AUTOINDO.ID, BANTEN–Sebanyak 3.000 unit SUV listrik J5 EV telah resmi diterima oleh konsumen di berbagai wilayah Indonesia, menandai langkah penting dalam percepatan adopsi kendaraan listrik nasional. Distribusi masif ini sekaligus mempertegas meningkatnya minat masyarakat terhadap kendaraan ramah lingkungan di tengah transformasi industri otomotif.
JAECOO Indonesia menjadi perusahaan yang berada di balik pencapaian tersebut, dengan melakukan penyerahan simbolis unit J5 EV kepada sejumlah konsumen di kawasan Pantai Indah Kapuk (PIK), Tangerang, pada Sabtu, 24 Januari 2026. Momentum ini tidak hanya menjadi penanda dimulainya distribusi nasional secara luas, tetapi juga menjadi ajang pengumuman strategi perlindungan harga bagi konsumen.

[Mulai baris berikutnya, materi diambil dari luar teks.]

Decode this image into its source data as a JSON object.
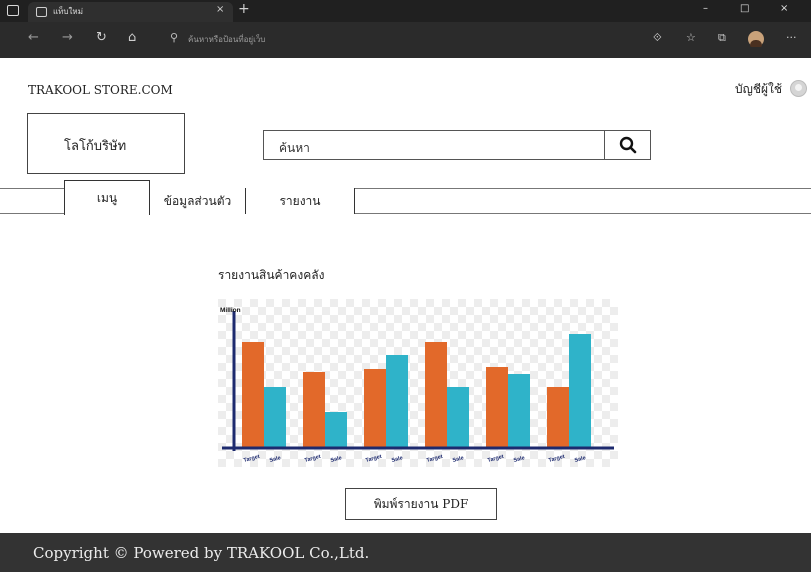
{
  "browser": {
    "tab_title": "แท็บใหม่",
    "tab_close": "×",
    "new_tab": "+",
    "address_placeholder": "ค้นหาหรือป้อนที่อยู่เว็บ",
    "window_controls": {
      "minimize": "–",
      "maximize": "□",
      "close": "×"
    },
    "more": "···"
  },
  "header": {
    "site_name": "TRAKOOL STORE.COM",
    "account_label": "บัญชีผู้ใช้"
  },
  "logo": {
    "label": "โลโก้บริษัท"
  },
  "search": {
    "value": "ค้นหา"
  },
  "nav": {
    "tabs": [
      {
        "label": "เมนู"
      },
      {
        "label": "ข้อมูลส่วนตัว"
      },
      {
        "label": "รายงาน"
      }
    ]
  },
  "report": {
    "title": "รายงานสินค้าคงคลัง",
    "pdf_button": "พิมพ์รายงาน PDF"
  },
  "chart_data": {
    "type": "bar",
    "ylabel": "Million",
    "categories": [
      "Target Sale",
      "Target Sale",
      "Target Sale",
      "Target Sale",
      "Target Sale",
      "Target Sale"
    ],
    "tick_labels": [
      "Target",
      "Sale"
    ],
    "series": [
      {
        "values": [
          105,
          75,
          78,
          105,
          80,
          60
        ],
        "color": "#e2692a"
      },
      {
        "values": [
          60,
          35,
          92,
          60,
          73,
          113
        ],
        "color": "#2fb3c9"
      }
    ],
    "ylim": [
      0,
      140
    ],
    "grid": false,
    "background": "checkered",
    "axis_color": "#1d2a6e"
  },
  "footer": {
    "text": "Copyright © Powered by TRAKOOL Co.,Ltd."
  }
}
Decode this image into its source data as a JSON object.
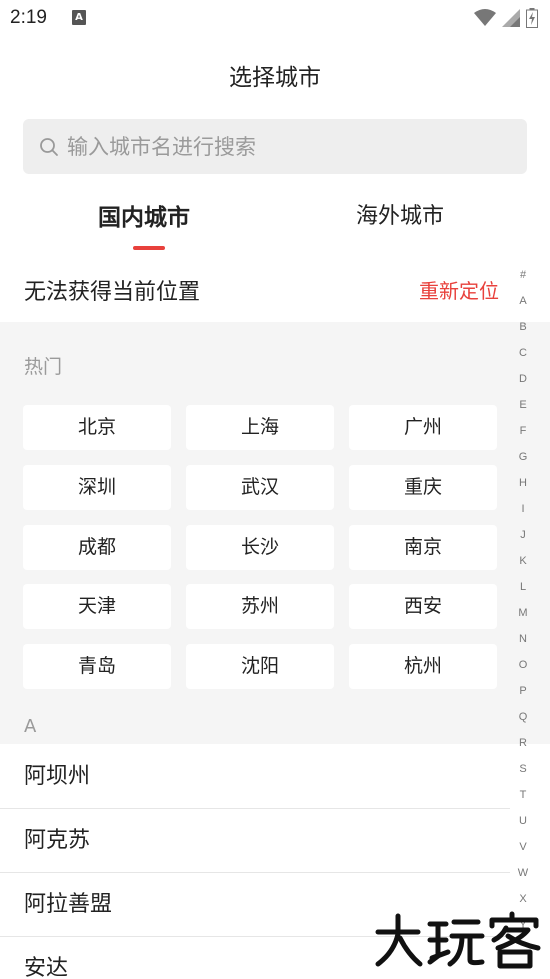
{
  "status_bar": {
    "time": "2:19",
    "notification_icon": "a-icon",
    "icons": [
      "wifi-icon",
      "signal-icon",
      "battery-charging-icon"
    ]
  },
  "header": {
    "title": "选择城市"
  },
  "search": {
    "placeholder": "输入城市名进行搜索",
    "value": ""
  },
  "tabs": [
    {
      "label": "国内城市",
      "active": true
    },
    {
      "label": "海外城市",
      "active": false
    }
  ],
  "location": {
    "status": "无法获得当前位置",
    "action": "重新定位"
  },
  "hot": {
    "title": "热门",
    "cities": [
      "北京",
      "上海",
      "广州",
      "深圳",
      "武汉",
      "重庆",
      "成都",
      "长沙",
      "南京",
      "天津",
      "苏州",
      "西安",
      "青岛",
      "沈阳",
      "杭州"
    ]
  },
  "section_a": {
    "letter": "A",
    "cities": [
      "阿坝州",
      "阿克苏",
      "阿拉善盟",
      "安达"
    ]
  },
  "index_letters": [
    "#",
    "A",
    "B",
    "C",
    "D",
    "E",
    "F",
    "G",
    "H",
    "I",
    "J",
    "K",
    "L",
    "M",
    "N",
    "O",
    "P",
    "Q",
    "R",
    "S",
    "T",
    "U",
    "V",
    "W",
    "X",
    "Y"
  ],
  "colors": {
    "accent": "#e8413c",
    "gray_bg": "#f5f5f5",
    "search_bg": "#eeeeee"
  }
}
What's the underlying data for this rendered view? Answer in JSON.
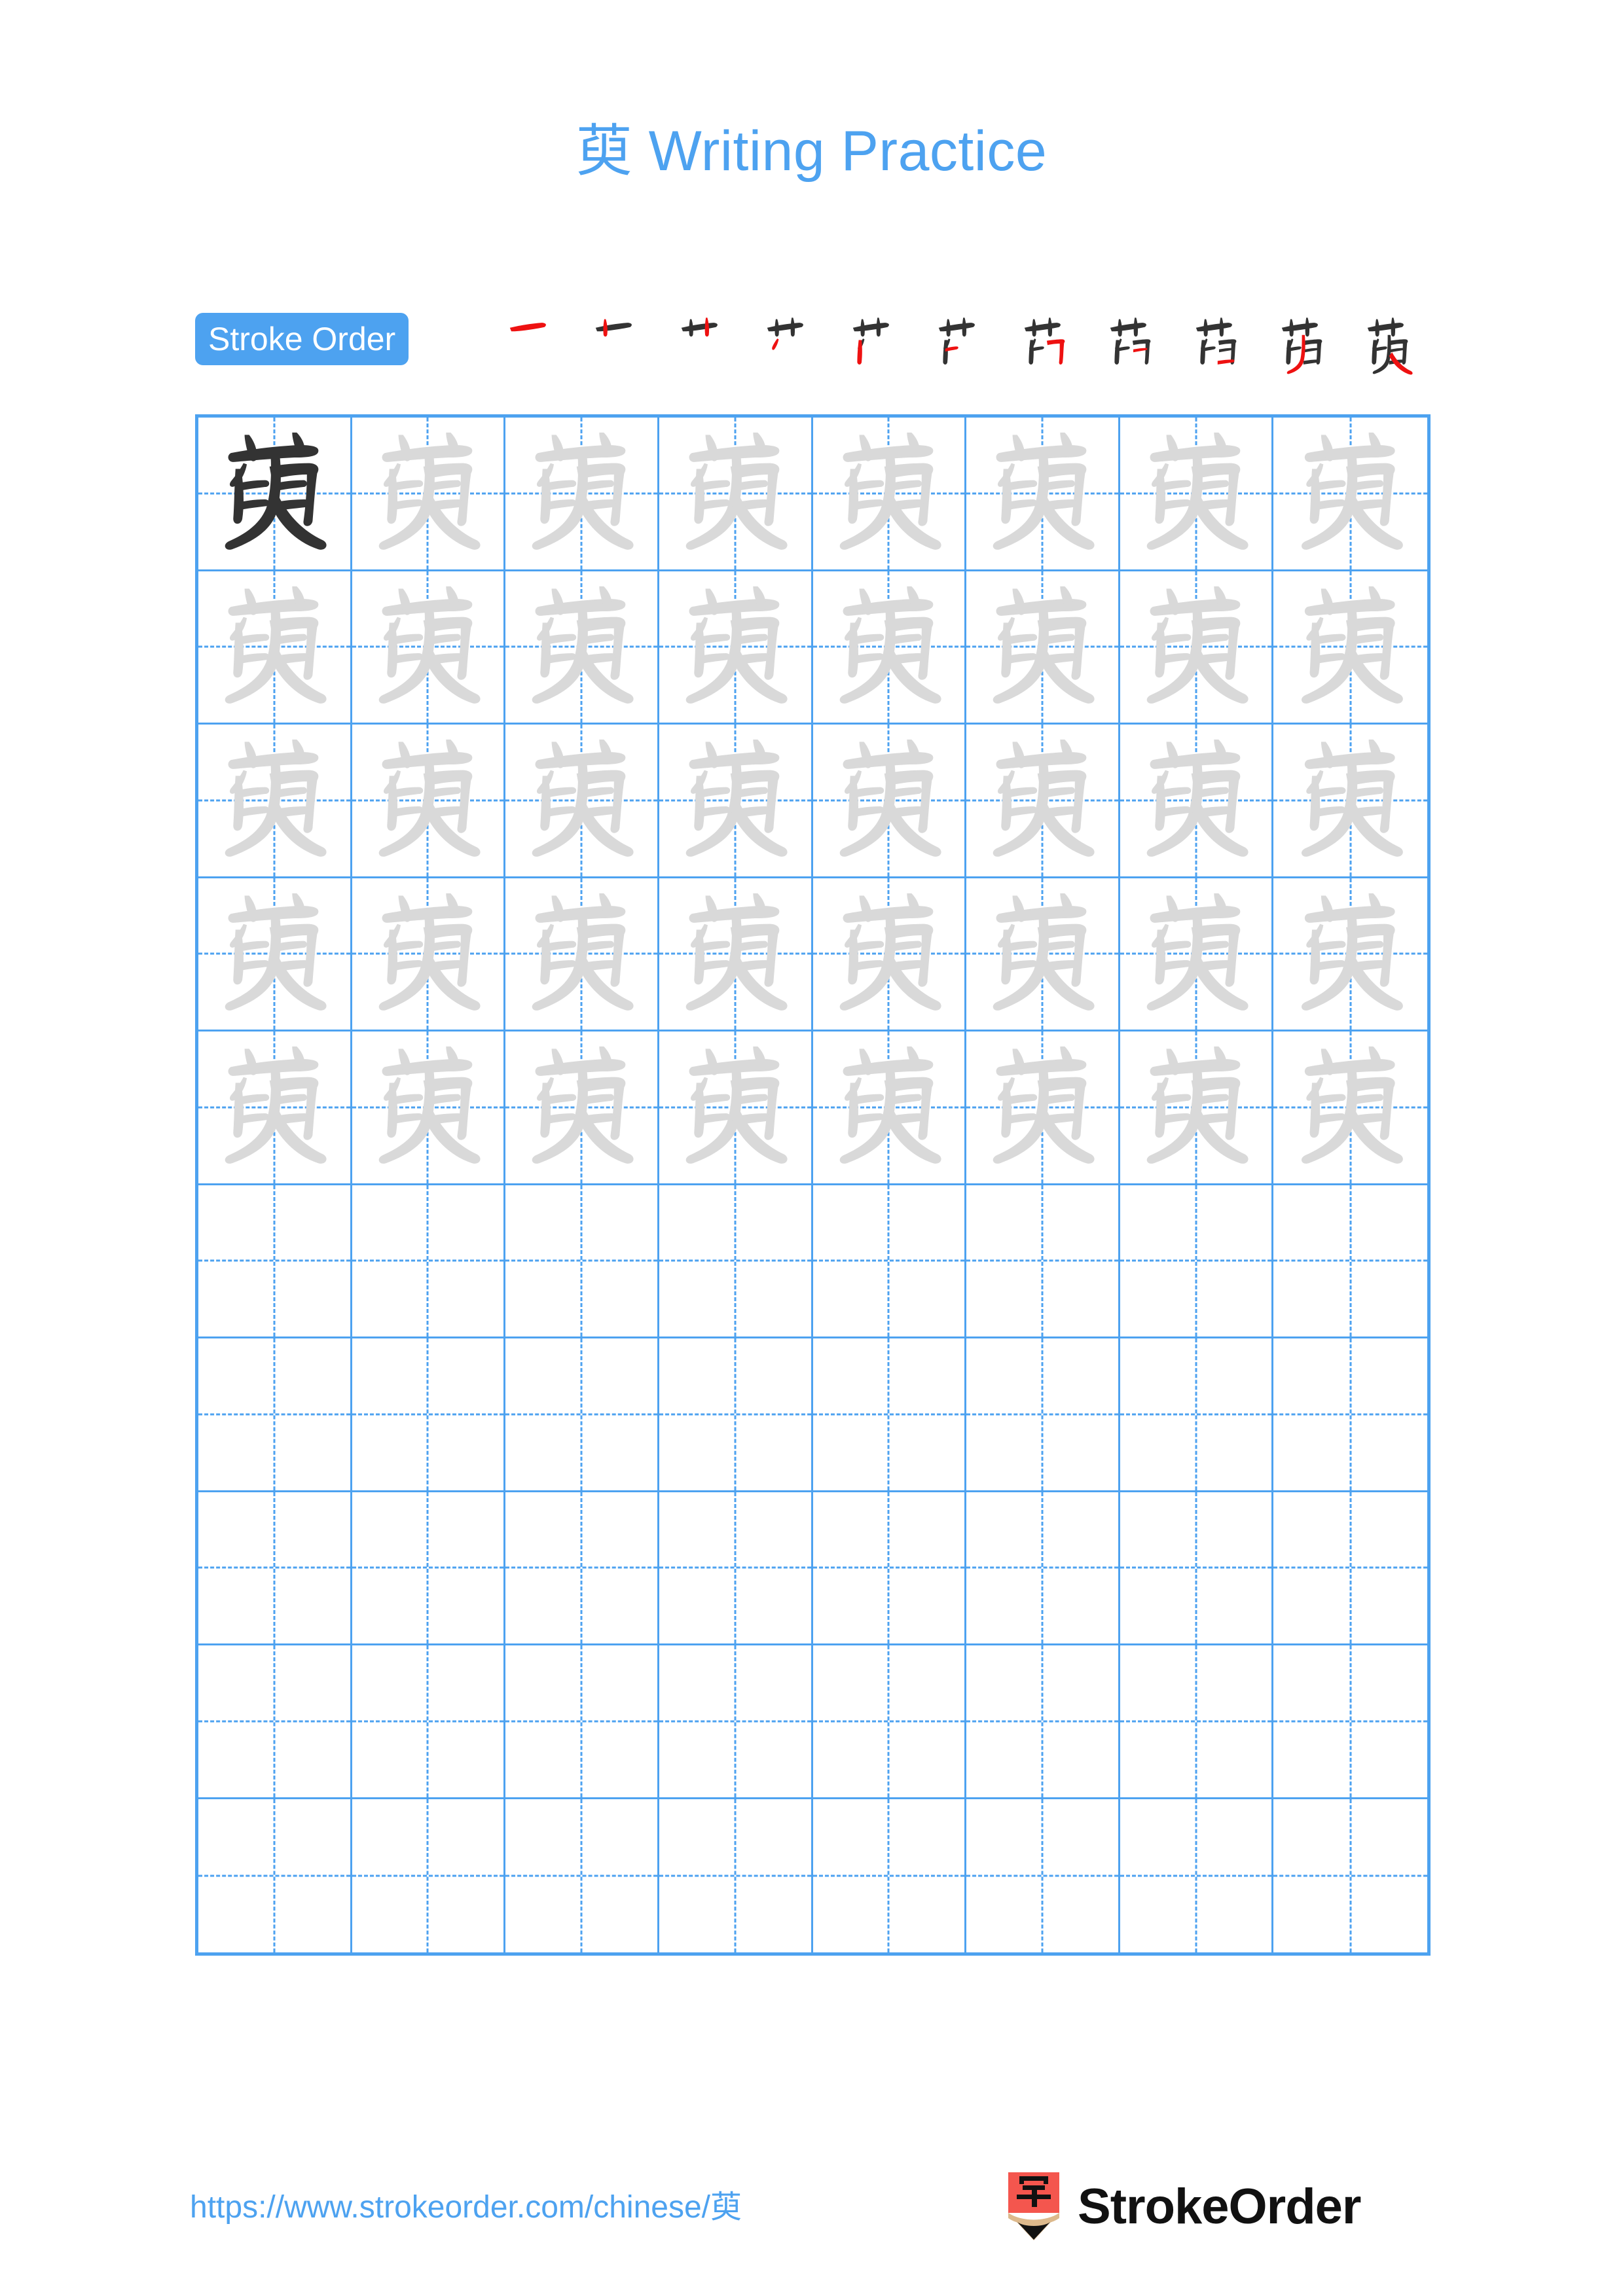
{
  "page": {
    "character": "萸",
    "title": "萸 Writing Practice",
    "background_color": "#ffffff",
    "accent_color": "#4da2f0",
    "stroke_highlight_color": "#ee1111",
    "traced_char_color": "#d9d9d9",
    "model_char_color": "#333333"
  },
  "stroke_order": {
    "badge_label": "Stroke Order",
    "total_strokes": 11,
    "steps": [
      {
        "index": 1,
        "label": "一",
        "new_stroke": "heng"
      },
      {
        "index": 2,
        "label": "𠃊",
        "new_stroke": "shu"
      },
      {
        "index": 3,
        "label": "艹",
        "new_stroke": "shu"
      },
      {
        "index": 4,
        "label": "艹",
        "new_stroke": "pie"
      },
      {
        "index": 5,
        "label": "芢",
        "new_stroke": "shu"
      },
      {
        "index": 6,
        "label": "芢",
        "new_stroke": "heng"
      },
      {
        "index": 7,
        "label": "苉",
        "new_stroke": "heng-zhe"
      },
      {
        "index": 8,
        "label": "苉",
        "new_stroke": "heng"
      },
      {
        "index": 9,
        "label": "茁",
        "new_stroke": "heng"
      },
      {
        "index": 10,
        "label": "萸",
        "new_stroke": "pie"
      },
      {
        "index": 11,
        "label": "萸",
        "new_stroke": "na"
      }
    ]
  },
  "practice_grid": {
    "columns": 8,
    "rows": 10,
    "filled_rows": 5,
    "empty_rows": 5,
    "model_cell_index": 0,
    "cell_character": "萸"
  },
  "footer": {
    "url": "https://www.strokeorder.com/chinese/萸",
    "logo_character": "字",
    "logo_text": "StrokeOrder",
    "logo_body_color": "#f4564e",
    "logo_wood_color": "#ddb98c",
    "logo_tip_color": "#111111"
  }
}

Sebagai bentuk perlindungan terhadap potensi perubahan kebijakan insentif kendaraan listrik, JAECOO Indonesia memperkenalkan program khusus bertajuk Price Lock Insurance. Melalui program ini, konsumen dapat memperoleh perlindungan harga dengan membayar asuransi senilai Rp 8.000.000. Program tersebut dirancang untuk mengantisipasi kemungkinan pengenaan PPN 10 persen apabila insentif kendaraan listrik tidak dilanjutkan, sehingga konsumen tetap mendapatkan kepastian harga.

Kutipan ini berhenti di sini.